UN Report: All Sides Breaking Peace Deal in Eastern Congo Conflict

A newly released United Nations report concludes that all sides involved in the deteriorating conflict in eastern Congo are breaking the terms of a peace agreement and committing serious abuses, according to a document reviewed by the Associated Press on Thursday.

U.N. experts say the Congolese army, the M23 rebel group, and M23’s Rwandan supporters have all failed to follow through on a peace deal reached in December — an agreement that was initiated by the Trump administration with the goal of ending a conflict that has dragged on for decades.

Among the violations cited, the experts noted that the Congolese army has continued to work alongside a Hutu rebel group known by the acronym FDLR. That group includes fighters who took part in the 1994 genocide in Rwanda and later fled to Congo. The government in Kinshasa had specifically pledged to end that cooperation as part of the December agreement.

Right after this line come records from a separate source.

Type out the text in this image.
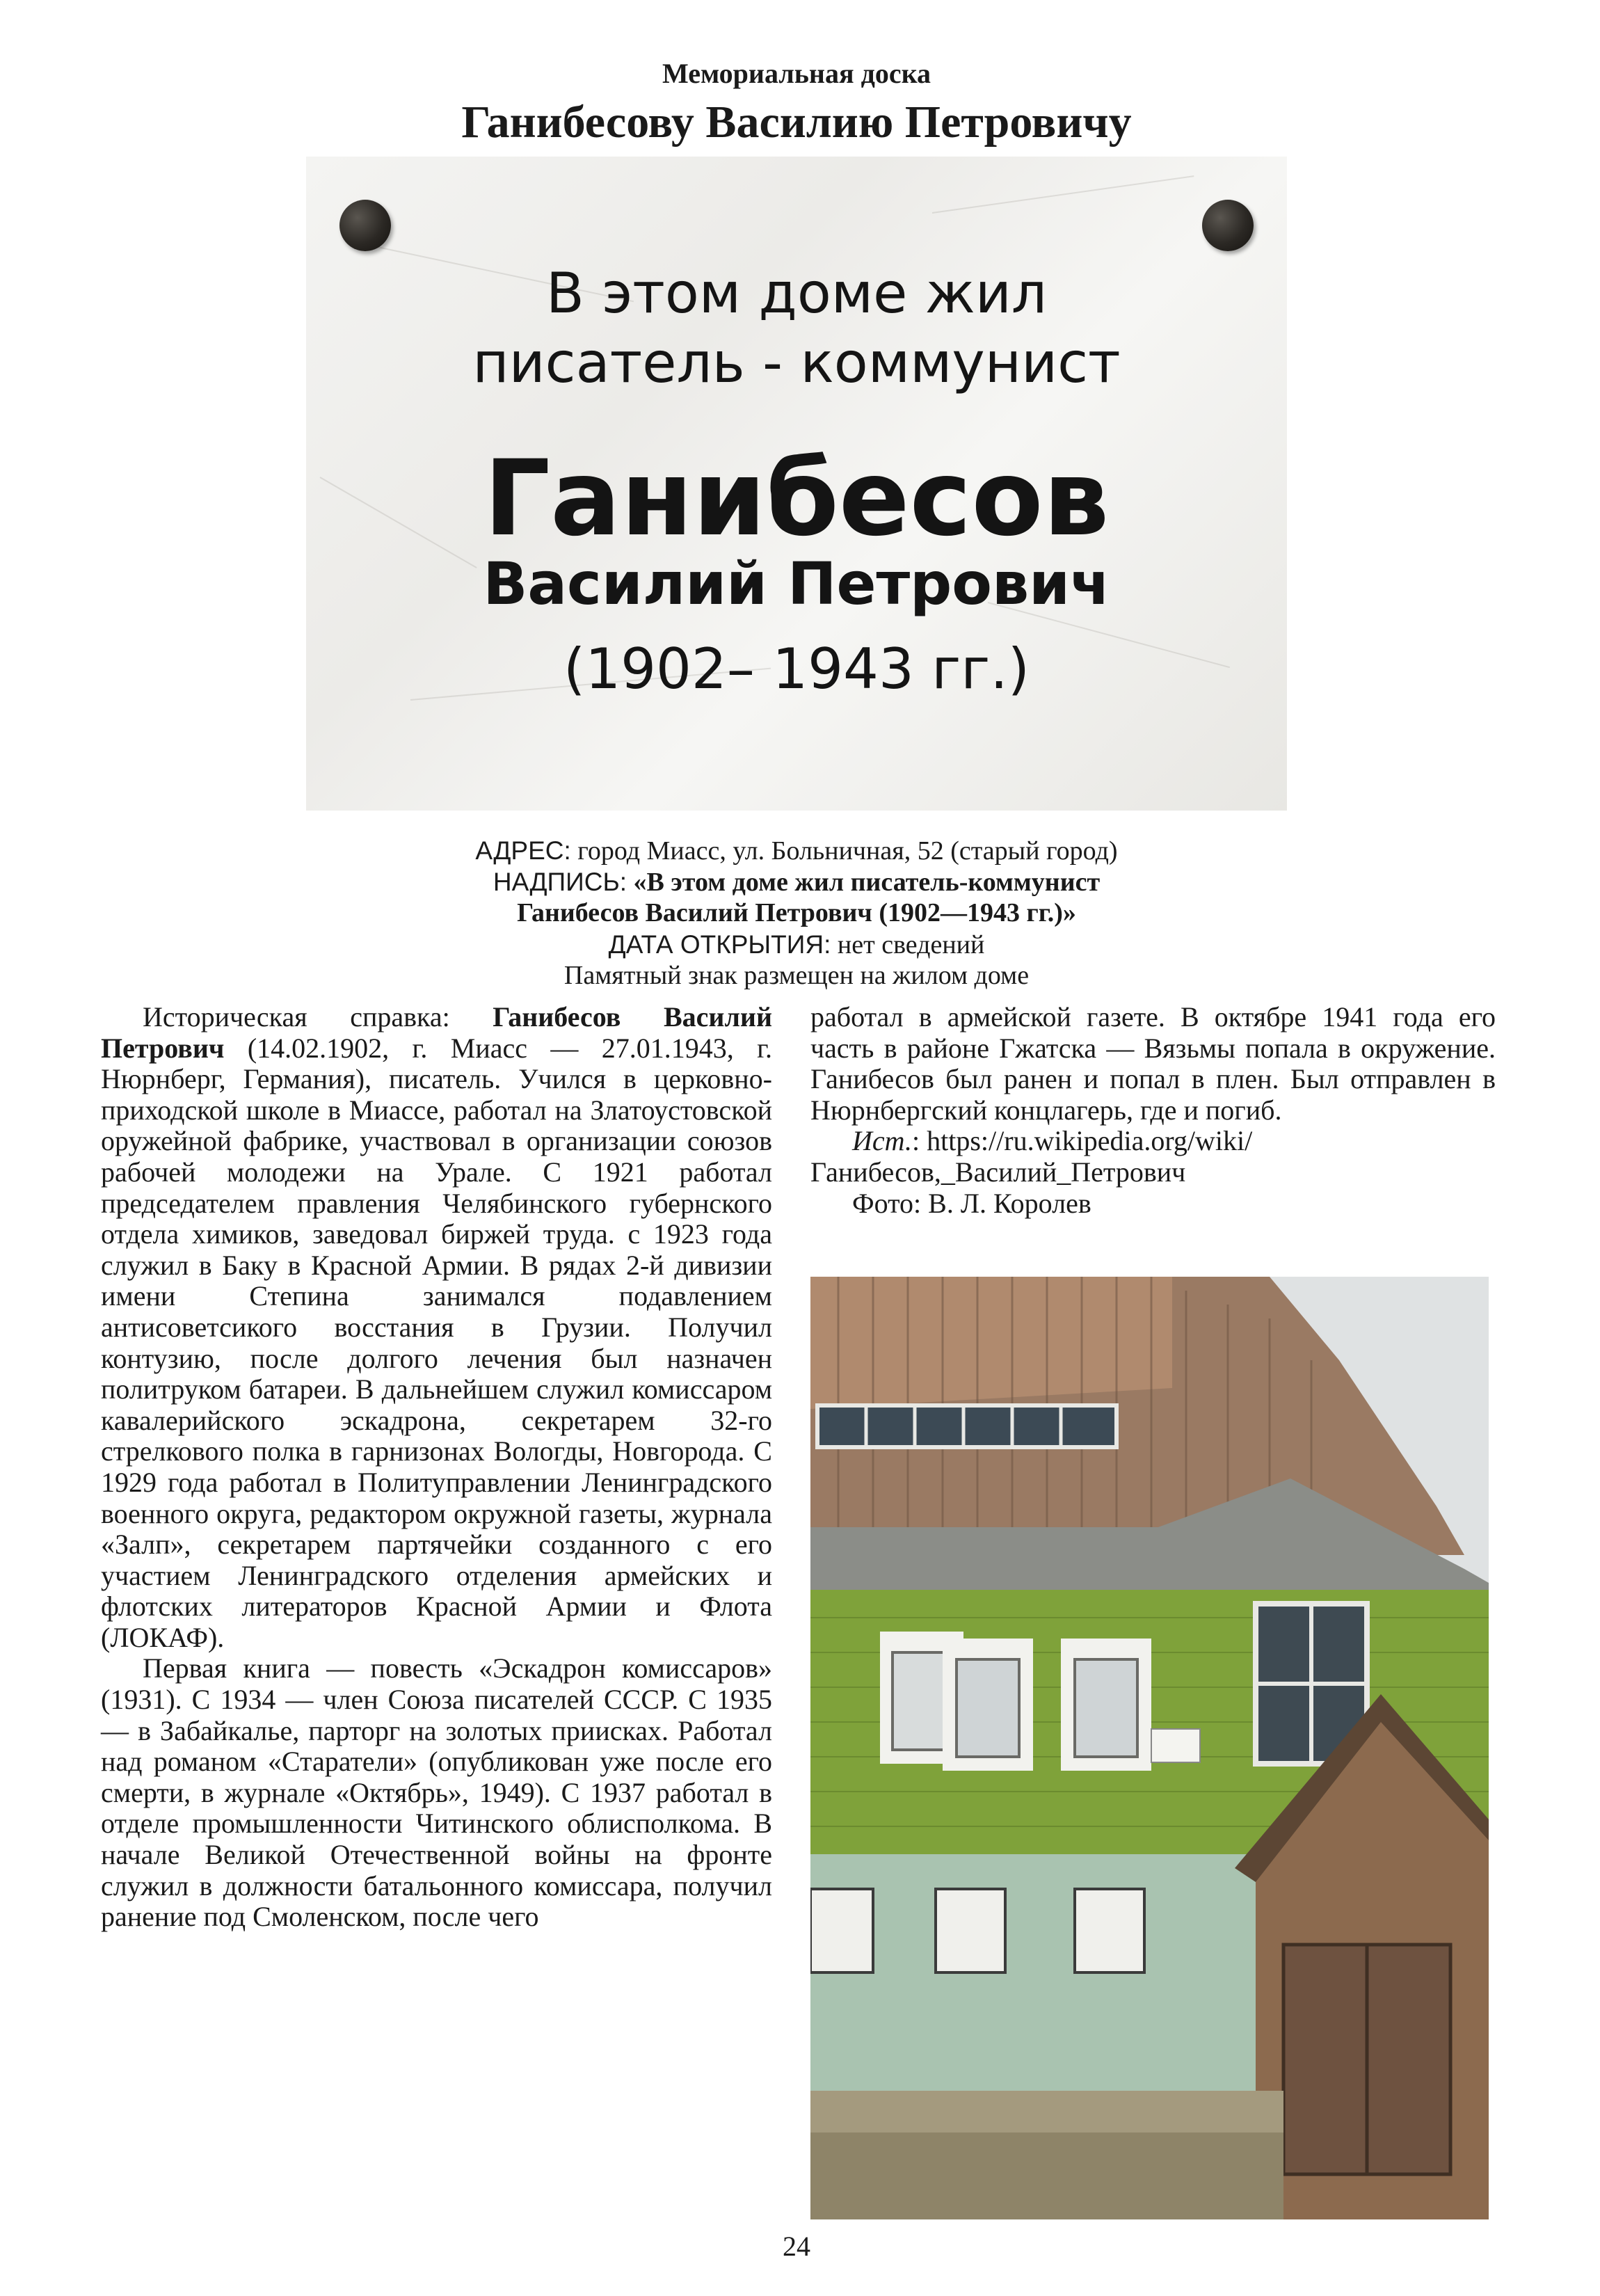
Мемориальная доска
Ганибесову Василию Петровичу
В этом доме жил
писатель - коммунист
Ганибесов
Василий Петрович
(1902– 1943 гг.)
АДРЕС: город Миасс, ул. Больничная, 52 (старый город)
НАДПИСЬ: «В этом доме жил писатель-коммунист
Ганибесов Василий Петрович (1902—1943 гг.)»
ДАТА ОТКРЫТИЯ: нет сведений
Памятный знак размещен на жилом доме

Историческая справка: Ганибесов Василий Петрович (14.02.1902, г. Миасс — 27.01.1943, г. Нюрнберг, Германия), писатель. Учился в церковно-приходской школе в Миассе, работал на Златоустовской оружейной фабрике, участвовал в организации союзов рабочей молодежи на Урале. С 1921 работал председателем правления Челябинского губернского отдела химиков, заведовал биржей труда. с 1923 года служил в Баку в Красной Армии. В рядах 2-й дивизии имени Степина занимался подавлением антисоветсикого восстания в Грузии. Получил контузию, после долгого лечения был назначен политруком батареи. В дальнейшем служил комиссаром кавалерийского эскадрона, секретарем 32-го стрелкового полка в гарнизонах Вологды, Новгорода. С 1929 года работал в Политуправлении Ленинградского военного округа, редактором окружной газеты, журнала «Залп», секретарем партячейки созданного с его участием Ленинградского отделения армейских и флотских литераторов Красной Армии и Флота (ЛОКАФ).

Первая книга — повесть «Эскадрон комиссаров» (1931). С 1934 — член Союза писателей СССР. С 1935 — в Забайкалье, парторг на золотых приисках. Работал над романом «Старатели» (опубликован уже после его смерти, в журнале «Октябрь», 1949). С 1937 работал в отделе промышленности Читинского облисполкома. В начале Великой Отечественной войны на фронте служил в должности батальонного комиссара, получил ранение под Смоленском, после чего

работал в армейской газете. В октябре 1941 года его часть в районе Гжатска — Вязьмы попала в окружение. Ганибесов был ранен и попал в плен. Был отправлен в Нюрнбергский концлагерь, где и погиб.

Ист.: https://ru.wikipedia.org/wiki/Ганибесов,_Василий_Петрович

Фото: В. Л. Королев

24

Rwanda has repeatedly sent military forces into eastern Congo, claiming it was necessary to neutralize Hutu fighters and protect its own national security. However, both Congo and the U.S. government have accused Rwanda of using those rebel groups as a cover to gain control over the region’s valuable mineral resources.

The report also found that the Rwandan-backed M23 group — which captured the city of Goma and other eastern cities in a rapid offensive earlier last year — has not pulled back as it agreed to do. Instead, M23 has strategically repositioned its forces and continues to pursue its goal of overthrowing the government in Kinshasa.

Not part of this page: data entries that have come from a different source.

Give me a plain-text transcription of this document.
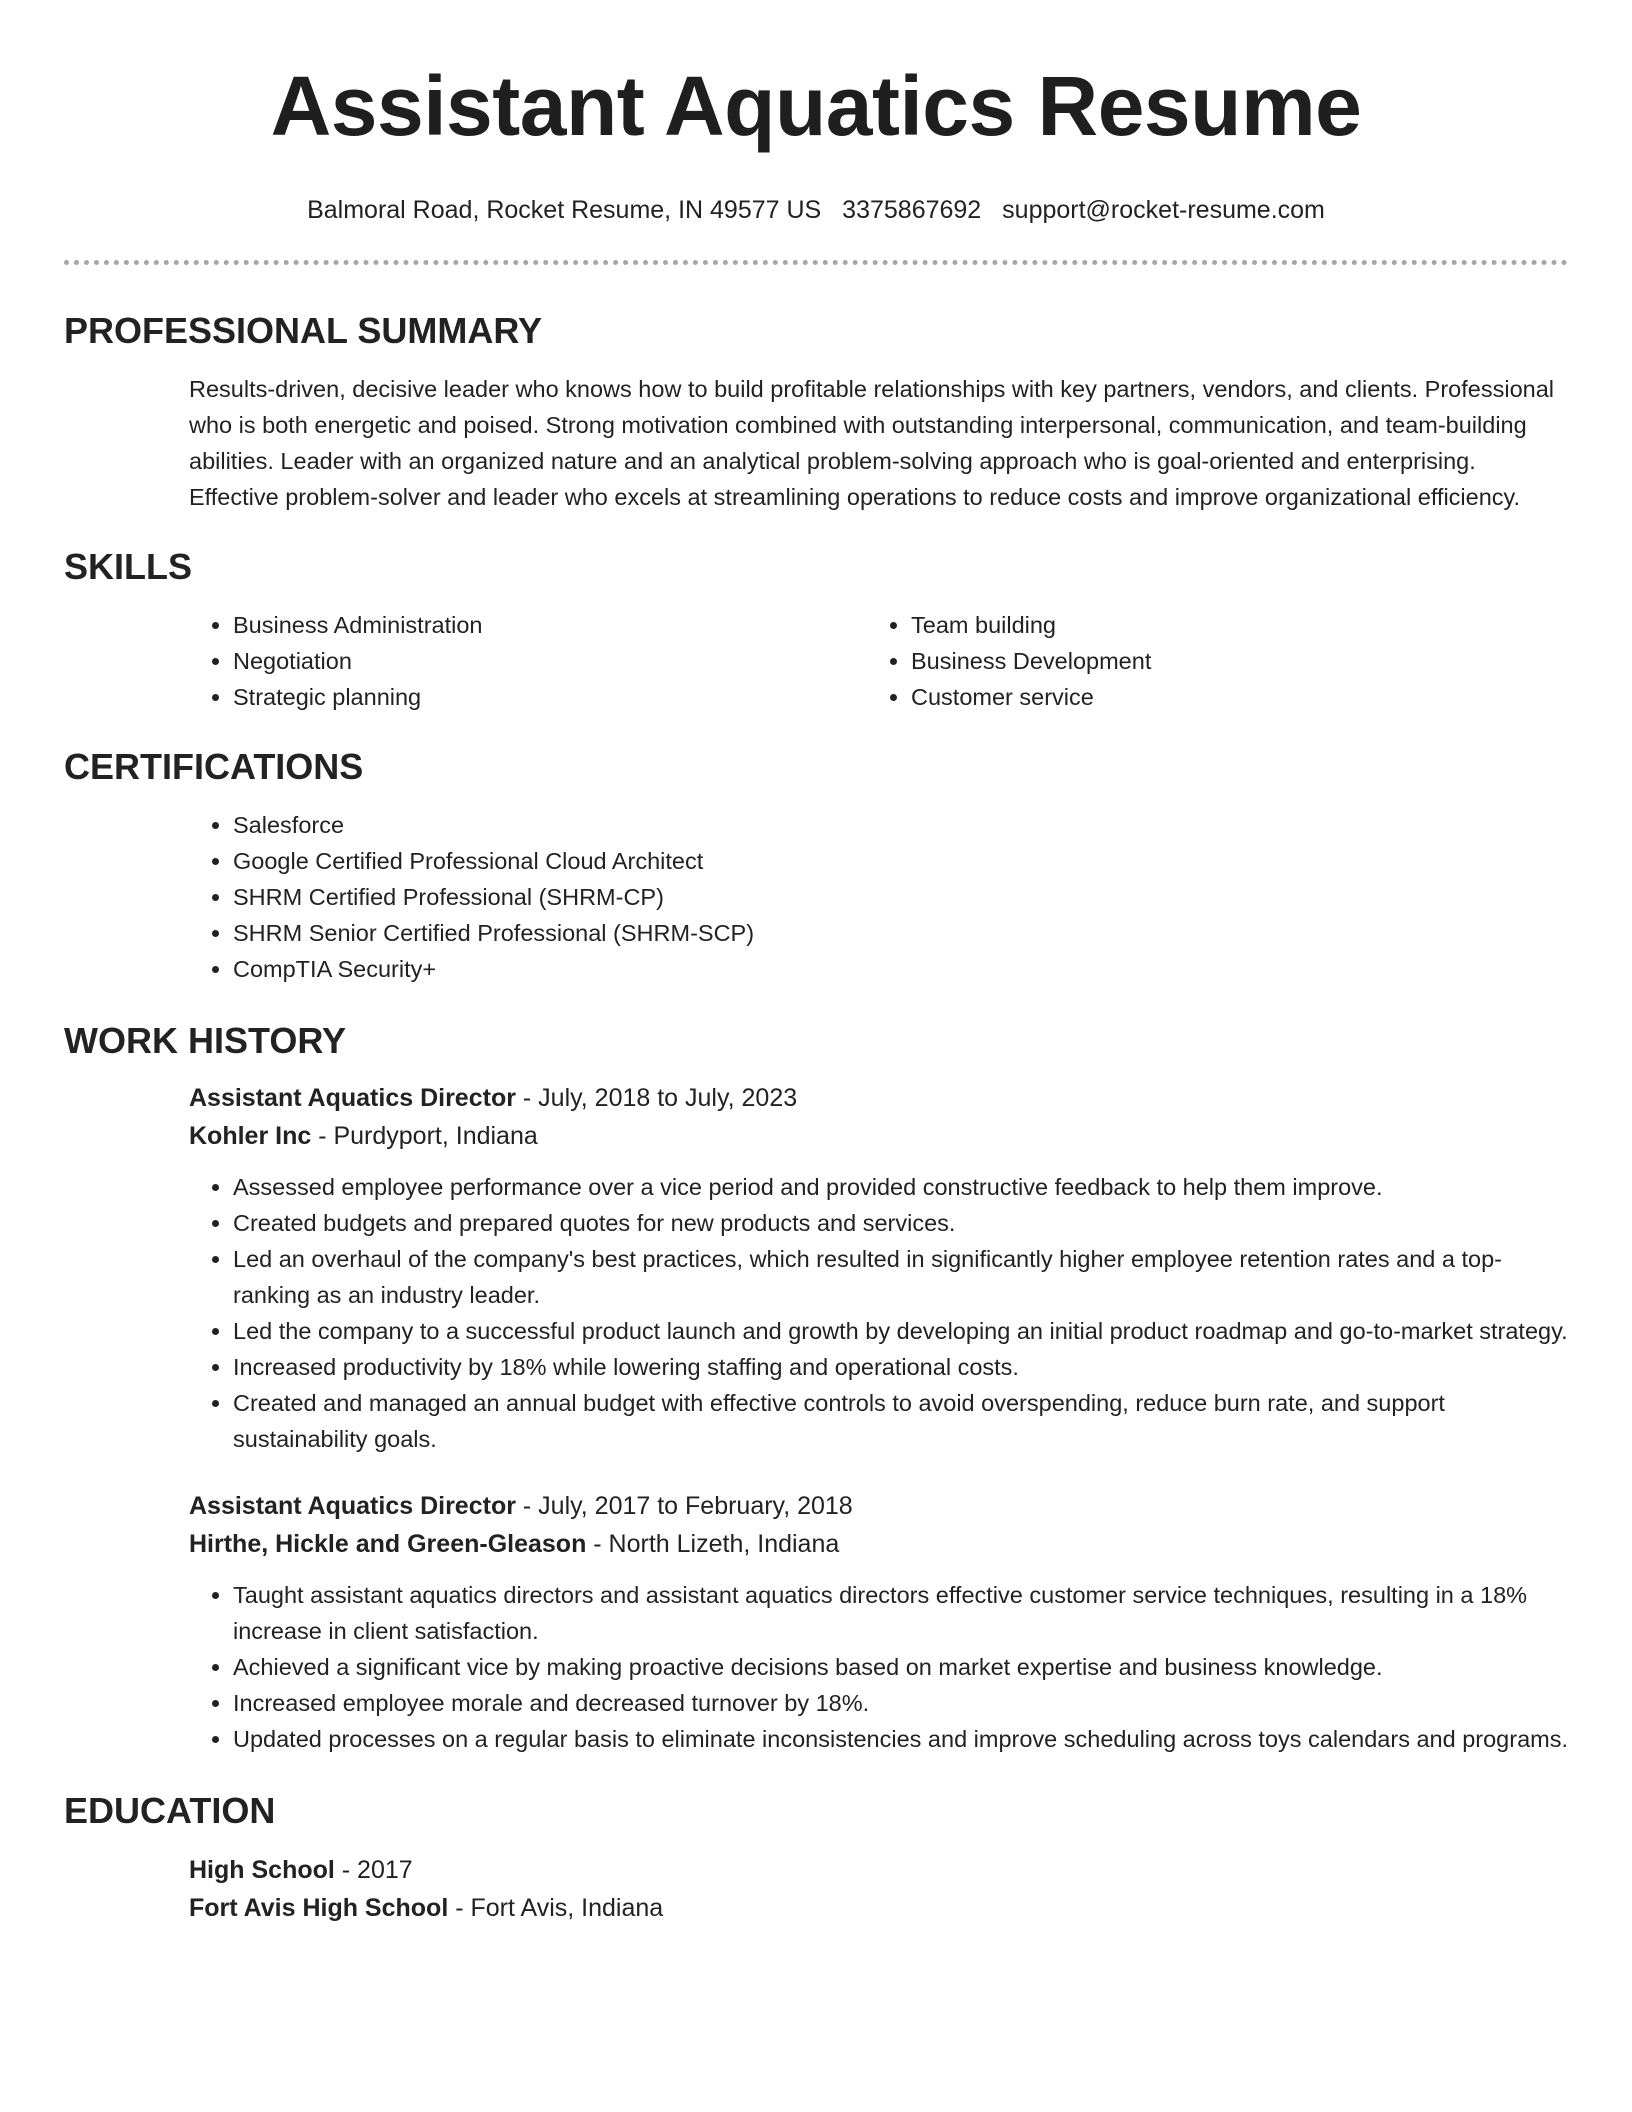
Assistant Aquatics Resume
Balmoral Road, Rocket Resume, IN 49577 US 3375867692 support@rocket-resume.com
PROFESSIONAL SUMMARY

Results-driven, decisive leader who knows how to build profitable relationships with key partners, vendors, and clients. Professional who is both energetic and poised. Strong motivation combined with outstanding interpersonal, communication, and team-building abilities. Leader with an organized nature and an analytical problem-solving approach who is goal-oriented and enterprising. Effective problem-solver and leader who excels at streamlining operations to reduce costs and improve organizational efficiency.

SKILLS
• Business Administration
• Negotiation
• Strategic planning
• Team building
• Business Development
• Customer service
CERTIFICATIONS
• Salesforce
• Google Certified Professional Cloud Architect
• SHRM Certified Professional (SHRM-CP)
• SHRM Senior Certified Professional (SHRM-SCP)
• CompTIA Security+
WORK HISTORY
Assistant Aquatics Director - July, 2018 to July, 2023
Kohler Inc - Purdyport, Indiana
• Assessed employee performance over a vice period and provided constructive feedback to help them improve.
• Created budgets and prepared quotes for new products and services.
• Led an overhaul of the company's best practices, which resulted in significantly higher employee retention rates and a top-ranking as an industry leader.
• Led the company to a successful product launch and growth by developing an initial product roadmap and go-to-market strategy.
• Increased productivity by 18% while lowering staffing and operational costs.
• Created and managed an annual budget with effective controls to avoid overspending, reduce burn rate, and support sustainability goals.
Assistant Aquatics Director - July, 2017 to February, 2018
Hirthe, Hickle and Green-Gleason - North Lizeth, Indiana
• Taught assistant aquatics directors and assistant aquatics directors effective customer service techniques, resulting in a 18% increase in client satisfaction.
• Achieved a significant vice by making proactive decisions based on market expertise and business knowledge.
• Increased employee morale and decreased turnover by 18%.
• Updated processes on a regular basis to eliminate inconsistencies and improve scheduling across toys calendars and programs.
EDUCATION
High School - 2017
Fort Avis High School - Fort Avis, Indiana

M23 now controls large portions of territory in eastern Congo and has been identified as the primary perpetrator of conflict-related sexual violence in the region, the report stated.

Rwanda maintains substantial influence over M23, and by late 2025, Rwandan troops inside Congo were “conservatively estimated at 8,000 to 10,000 elements in South Kivu and 6,000 to 8,000 in North Kivu, with no evidence of significant withdrawals thereafter,” the panel of experts reported — a direct violation of the peace agreement.

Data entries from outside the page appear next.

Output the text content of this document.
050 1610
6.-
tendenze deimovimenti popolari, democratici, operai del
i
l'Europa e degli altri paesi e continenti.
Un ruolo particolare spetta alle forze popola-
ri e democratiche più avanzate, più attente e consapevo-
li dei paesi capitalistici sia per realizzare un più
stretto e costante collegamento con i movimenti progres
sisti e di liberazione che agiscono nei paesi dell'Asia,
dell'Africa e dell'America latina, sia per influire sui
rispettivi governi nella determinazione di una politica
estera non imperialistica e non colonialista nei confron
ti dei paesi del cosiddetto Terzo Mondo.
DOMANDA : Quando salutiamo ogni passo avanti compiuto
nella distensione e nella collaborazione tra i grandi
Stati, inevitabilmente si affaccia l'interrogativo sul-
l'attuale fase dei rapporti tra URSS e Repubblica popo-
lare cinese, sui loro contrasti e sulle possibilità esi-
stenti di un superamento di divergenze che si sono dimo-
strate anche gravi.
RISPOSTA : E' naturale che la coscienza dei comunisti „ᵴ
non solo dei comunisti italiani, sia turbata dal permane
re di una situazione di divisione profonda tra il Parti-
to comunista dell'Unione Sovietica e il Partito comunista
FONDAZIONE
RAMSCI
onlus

The United Nations has described the situation in eastern Congo as “one of the most protracted, complex, serious humanitarian crises on Earth.”

Just last week, Congo announced it had filed a case against Rwanda at the International Court of Justice, accusing its neighbor of bearing legal responsibility for the devastation caused by the ongoing violence.

The U.N. experts also reported that minerals from Rubaya and other mining operations in the Masisi region of eastern Congo are being smuggled into Rwanda by M23, which is building a parallel economy in the areas it controls. That economy is largely dominated by Rwandan-linked companies that export minerals extracted from Congolese soil.

Also last week, the United States imposed sanctions on a gold refinery based in Rwanda, describing it as part of “a network working in coordination” with M23 in eastern Congo. The sanctions against Gasabo Gold Refinery were described as part of broader U.S. and Qatari peace efforts in the region.